O presidente da Câmara seguiu dando ênfase a uma questão central para o atual momento: a cola de nosso combalido presidencialismo de coalizão – os acordos firmados e o cumprimento da palavra empenhada. Lira se colocou como fiel à boa política e ao cumprimento de todos os ajustes firmados. E se manifestou pela natural contrapartida do respeito às decisões e o fiel cumprimento dos acordos firmados com o Parlamento. Sutilmente distinto de Fachin, que citou os acordos no parlamento. Pragmaticamente, Lira fez menção ao lado operacional da política brasileira desde 1988, quer seja, o estado de permanente negociação entre o Poder Executivo e o Poder Legislativo como forma de se assegurar uma boa governança.
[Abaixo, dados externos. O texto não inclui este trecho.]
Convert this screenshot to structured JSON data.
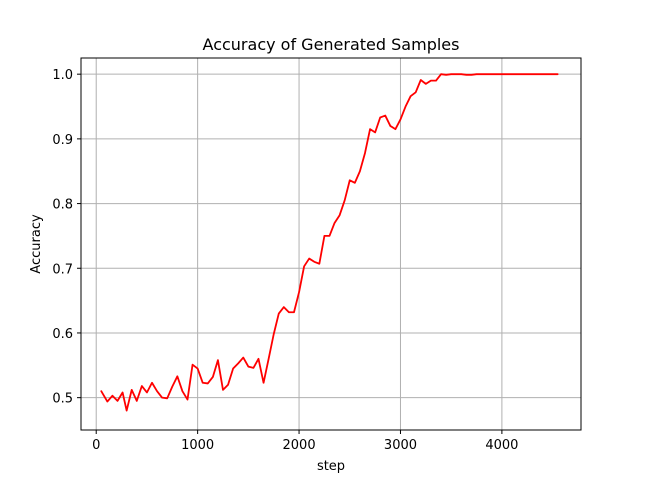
{
  "chart_data": {
    "type": "line",
    "title": "Accuracy of Generated Samples",
    "xlabel": "step",
    "ylabel": "Accuracy",
    "xlim": [
      -150,
      4780
    ],
    "ylim": [
      0.45,
      1.025
    ],
    "xticks": [
      0,
      1000,
      2000,
      3000,
      4000
    ],
    "yticks": [
      0.5,
      0.6,
      0.7,
      0.8,
      0.9,
      1.0
    ],
    "xtick_labels": [
      "0",
      "1000",
      "2000",
      "3000",
      "4000"
    ],
    "ytick_labels": [
      "0.5",
      "0.6",
      "0.7",
      "0.8",
      "0.9",
      "1.0"
    ],
    "grid": true,
    "series": [
      {
        "color": "#ff0000",
        "x": [
          50,
          110,
          160,
          210,
          260,
          300,
          350,
          400,
          450,
          500,
          550,
          600,
          650,
          700,
          750,
          800,
          850,
          900,
          950,
          1000,
          1050,
          1100,
          1150,
          1200,
          1250,
          1300,
          1350,
          1400,
          1450,
          1500,
          1550,
          1600,
          1650,
          1700,
          1750,
          1800,
          1850,
          1900,
          1950,
          2000,
          2050,
          2100,
          2150,
          2200,
          2250,
          2300,
          2350,
          2400,
          2450,
          2500,
          2550,
          2600,
          2650,
          2700,
          2750,
          2800,
          2850,
          2900,
          2950,
          3000,
          3050,
          3100,
          3150,
          3200,
          3250,
          3300,
          3350,
          3400,
          3450,
          3500,
          3550,
          3600,
          3650,
          3700,
          3750,
          3800,
          3850,
          3900,
          3950,
          4000,
          4050,
          4100,
          4150,
          4200,
          4250,
          4300,
          4350,
          4400,
          4450,
          4500,
          4550
        ],
        "values": [
          0.51,
          0.494,
          0.503,
          0.495,
          0.508,
          0.48,
          0.512,
          0.495,
          0.518,
          0.508,
          0.523,
          0.51,
          0.5,
          0.499,
          0.517,
          0.533,
          0.51,
          0.497,
          0.551,
          0.545,
          0.523,
          0.522,
          0.532,
          0.558,
          0.512,
          0.52,
          0.545,
          0.553,
          0.562,
          0.548,
          0.546,
          0.56,
          0.523,
          0.56,
          0.598,
          0.63,
          0.64,
          0.632,
          0.632,
          0.663,
          0.703,
          0.715,
          0.71,
          0.707,
          0.75,
          0.75,
          0.77,
          0.782,
          0.805,
          0.836,
          0.832,
          0.85,
          0.878,
          0.915,
          0.91,
          0.933,
          0.936,
          0.92,
          0.915,
          0.93,
          0.95,
          0.966,
          0.972,
          0.991,
          0.985,
          0.99,
          0.99,
          1.0,
          0.999,
          1.0,
          1.0,
          1.0,
          0.999,
          0.999,
          1.0,
          1.0,
          1.0,
          1.0,
          1.0,
          1.0,
          1.0,
          1.0,
          1.0,
          1.0,
          1.0,
          1.0,
          1.0,
          1.0,
          1.0,
          1.0,
          1.0
        ]
      }
    ]
  }
}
Sem querer deixar o tópico para as entrelinhas, Arthur Lira destacou a participação da Câmara dos Deputados na concepção [o orçamento não é e nem pode ser de autoria exclusiva do Poder Executivo] e no direcionamento da execução do Orçamento Público [a burocracia técnica não foi eleita para escolher as prioridades da Nação]. Em uma síntese poderosa, o presidente da Câmara afirma: “quanto mais intervenções o Congresso Nacional fizer no Orçamento, tenham certeza: mais o Brasil esquecido será ouvido”. A frase em si enseja outra coluna.
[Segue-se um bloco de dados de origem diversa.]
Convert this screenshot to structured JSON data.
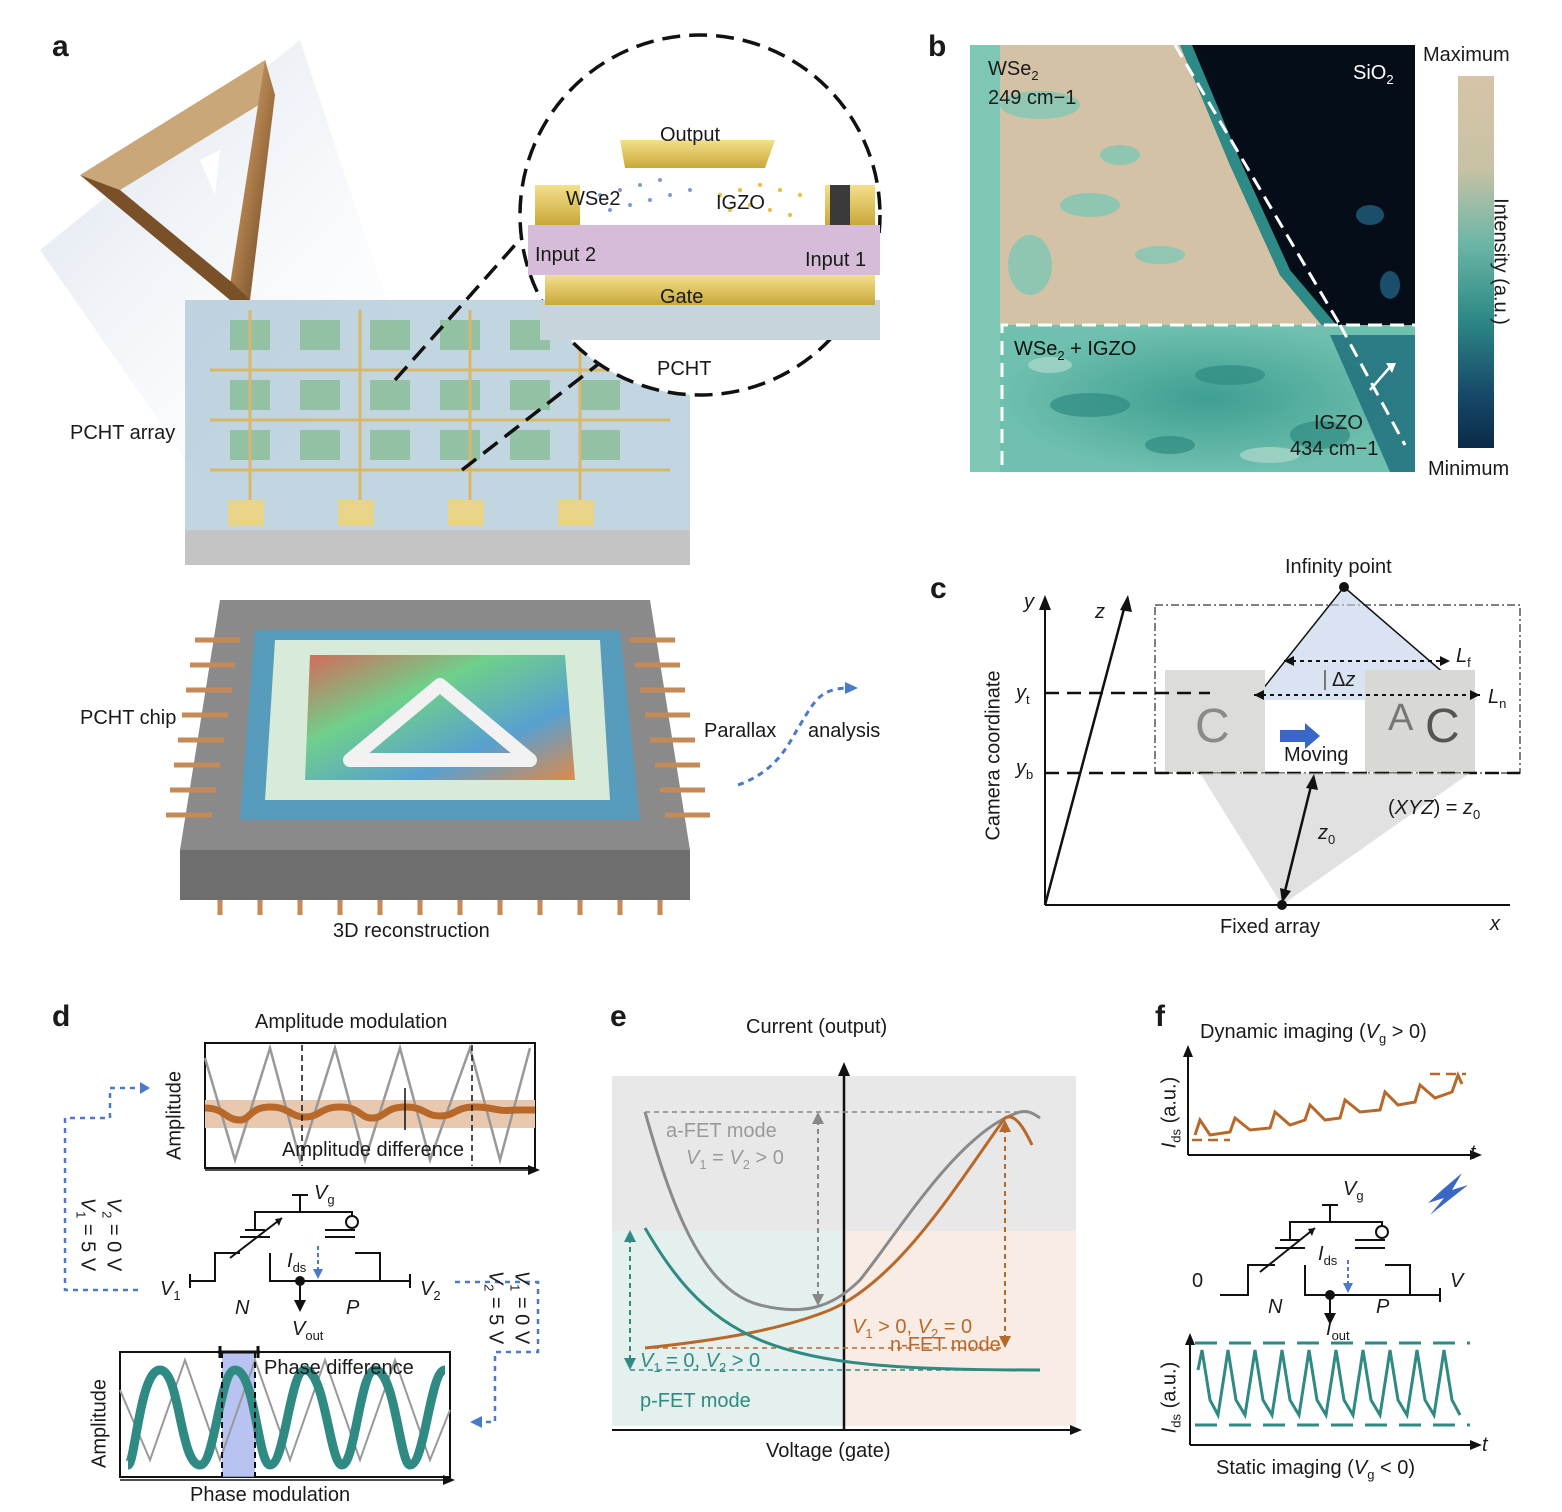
{
  "panels": {
    "a": {
      "letter": "a",
      "labels": {
        "output": "Output",
        "wse2": "WSe2",
        "igzo": "IGZO",
        "input2": "Input 2",
        "input1": "Input 1",
        "gate": "Gate",
        "pcht": "PCHT",
        "pcht_array": "PCHT array",
        "pcht_chip": "PCHT chip",
        "parallax": "Parallax",
        "analysis": "analysis",
        "recon": "3D reconstruction"
      }
    },
    "b": {
      "letter": "b",
      "labels": {
        "wse2": "WSe2",
        "wse2_wavenumber": "249 cm−1",
        "sio2": "SiO2",
        "wse2_igzo": "WSe2 + IGZO",
        "igzo": "IGZO",
        "igzo_wavenumber": "434 cm−1",
        "colorbar_max": "Maximum",
        "colorbar_min": "Minimum",
        "colorbar_title": "Intensity (a.u.)"
      },
      "colors": {
        "max": "#d6c4a8",
        "mid": "#4aa89a",
        "min": "#0b2a48"
      }
    },
    "c": {
      "letter": "c",
      "labels": {
        "infinity": "Infinity point",
        "y": "y",
        "z": "z",
        "yt": "yt",
        "yb": "yb",
        "camera": "Camera coordinate",
        "lf": "Lf",
        "ln": "Ln",
        "dz": "Δz",
        "moving": "Moving",
        "xyz": "(XYZ) = z0",
        "z0": "z0",
        "fixed": "Fixed array",
        "x": "x"
      }
    },
    "d": {
      "letter": "d",
      "labels": {
        "amp_mod": "Amplitude modulation",
        "amp_axis": "Amplitude",
        "amp_diff": "Amplitude difference",
        "v1_5": "V1 = 5 V",
        "v2_0": "V2 = 0 V",
        "vg": "Vg",
        "ids": "Ids",
        "v1": "V1",
        "v2": "V2",
        "n": "N",
        "p": "P",
        "vout": "Vout",
        "v1_0": "V1 = 0 V",
        "v2_5": "V2 = 5 V",
        "phase_diff": "Phase difference",
        "amp_axis2": "Amplitude",
        "phase_mod": "Phase modulation"
      }
    },
    "e": {
      "letter": "e",
      "labels": {
        "current": "Current (output)",
        "voltage": "Voltage (gate)",
        "afet": "a-FET mode",
        "afet_cond": "V1 = V2 > 0",
        "n_cond": "V1 > 0, V2 = 0",
        "nfet": "n-FET mode",
        "p_cond": "V1 = 0, V2 > 0",
        "pfet": "p-FET mode"
      },
      "colors": {
        "gray": "#8a8a8a",
        "orange": "#b8692a",
        "teal": "#2e8a82"
      }
    },
    "f": {
      "letter": "f",
      "labels": {
        "dynamic": "Dynamic imaging (Vg > 0)",
        "ids_axis": "Ids (a.u.)",
        "t": "t",
        "vg": "Vg",
        "ids": "Ids",
        "zero": "0",
        "v": "V",
        "n": "N",
        "p": "P",
        "iout": "Iout",
        "ids_axis2": "Ids (a.u.)",
        "t2": "t",
        "static": "Static imaging (Vg < 0)"
      }
    }
  }
}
O presidente Lula enviou uma mensagem protocolar, praticamente um prefácio a um documento robusto com tons de relatório e pretensões de diretrizes futuras. Brevemente, ressaltou a importância da união entre os poderes no momento em que a democracia foi ameaçada: “Os Três Poderes em Brasília e em toda a Federação – se uniram e declararam em uma só voz que nossa Constituição é soberana. E que nunca mais o Brasil aceitará desvarios autoritários”. Mas, em linha com boas mensagens, de um ponto de vista discursivo, sintetizou o espírito que pretendeu imprimir às suas palavras na primeira frase do seu texto: “O ano de 2023 pode ser resumido em uma frase: nunca se fez tanto pelo nosso povo em tão pouco tempo”. Aristóteles já nos dizia que as palavras ditas são símbolos da experiência mental, de onde podemos deduzir que essa é a realidade experenciada pelo Presidente da República no início deste segundo ano de seu terceiro mandato.
A depender do valor das mensagens enunciadas no início do ano legislativo, se a tradução da realidade em símbolos foi bem realizada, podemos fazer nossos cálculos e esperar que essas verdades do mundo real gerem outras tantas. Como dizia Aldous Huxley: “as palavras são tomadas pelas coisas, e os símbolos, usados como medida de realidade”. Nesse sentido, houve muito a colher da salva de palavras da sessão inaugural do ano legislativo.